In a follow up to a contentious and public anesthesia transition in 2018, the Charlotte Observer reports that both Atrium Health System and its patients have realized savings. Atrium CEO Gene Woods is quoted in the article indicating that patients have realized 10% out-of-pocket savings and the Health System has reduced anesthesia spend by $20 Million, across eight hospitals. The transition displaced 90 anesthesiologists who had been employed by a Mednax affiliate. These physicians were replaced by providers brought in by the new vendor, Scope Anesthesia of North Carolina. One of the reasons for the group change was to provide anesthesia services under a more care team based model with expanded use of CRNA’s. According to the article, Atrium said last year that it expected anesthesiology costs to be cheaper under Scope because, unlike Mednax, it is not a publicly traded company that faces shareholder pressure to increase profits.

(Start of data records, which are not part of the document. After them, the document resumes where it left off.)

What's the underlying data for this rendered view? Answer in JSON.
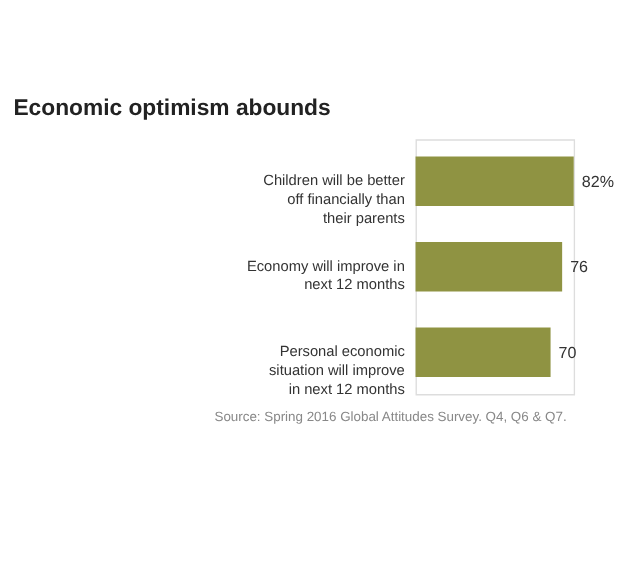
{
  "chart_data": {
    "type": "bar",
    "orientation": "horizontal",
    "title": "Economic optimism abounds",
    "categories": [
      "Children will be better off financially than their parents",
      "Economy will improve in next 12 months",
      "Personal economic situation will improve in next 12 months"
    ],
    "values": [
      82,
      76,
      70
    ],
    "value_labels": [
      "82%",
      "76",
      "70"
    ],
    "color": "#8f9342",
    "annotations": [
      "Source: Spring 2016 Global Attitudes Survey. Q4, Q6 & Q7."
    ]
  }
}
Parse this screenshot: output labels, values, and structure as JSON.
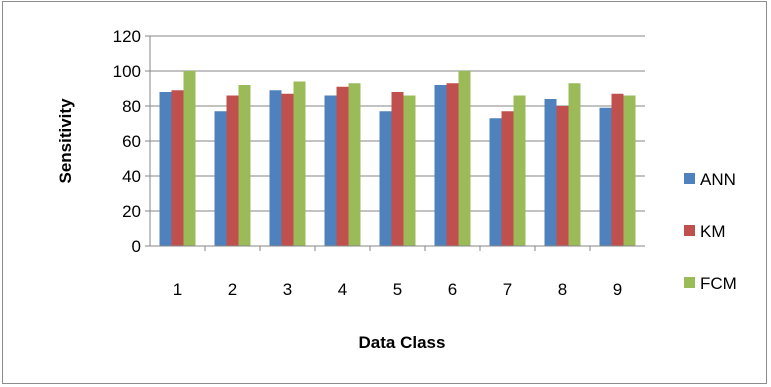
{
  "chart_data": {
    "type": "bar",
    "xlabel": "Data Class",
    "ylabel": "Sensitivity",
    "categories": [
      "1",
      "2",
      "3",
      "4",
      "5",
      "6",
      "7",
      "8",
      "9"
    ],
    "ylim": [
      0,
      120
    ],
    "yticks": [
      "0",
      "20",
      "40",
      "60",
      "80",
      "100",
      "120"
    ],
    "grid": "horizontal",
    "legend": "right",
    "series": [
      {
        "name": "ANN",
        "color": "#4f81bd",
        "values": [
          88,
          77,
          89,
          86,
          77,
          92,
          73,
          84,
          79
        ]
      },
      {
        "name": "KM",
        "color": "#c0504d",
        "values": [
          89,
          86,
          87,
          91,
          88,
          93,
          77,
          80,
          87
        ]
      },
      {
        "name": "FCM",
        "color": "#9bbb59",
        "values": [
          100,
          92,
          94,
          93,
          86,
          100,
          86,
          93,
          86
        ]
      }
    ]
  }
}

The Anesthesia coverage saga at Atrium Health highlights some interesting dynamics currently shaping the anesthesia service delivery market. In our work with anesthesia groups, hospitals and health systems, we see this playing out in a number of ways in individual markets.
Many large provider groups with over 1,000 providers have grown rapidly in recent years. They have done so through some organic growth, but more so through acquisitions. Funding for acquisitions often comes from investors – either through private equity or public markets. Many of these firms are then “recapitalized” or resold to other investors often at higher multiples. This creates a need for increased earnings to support the desired return on investment (ROI). The need for a higher ROI and the fact that large entities have higher overhead (support staff, financial staff, sales staff, recruiters etc.) drives the need for more earnings from each contract or book of business. However, the higher expenses are frequently offset by better payer rates for discretionary payers. The result is that the net financial impact is complex.
Smaller groups on average have lower overhead and required net margin requirements but generate less revenue for the same book of business. Each situation must be analyzed (by individuals with extensive anesthesia expertise) based on all expense and revenue drivers to determine whether a large group or a small group will require more financial support. Therefore, while we would not dispute the reported savings realized by Atrium across eight facilities, it would be unwise to extrapolate this to all situations and conclude that moving from a larger group to a smaller group is less expensive. As is often the case, “the devil is in the details”, and that is especially true for the complex and multi-factorial issue of anesthesia subsidies.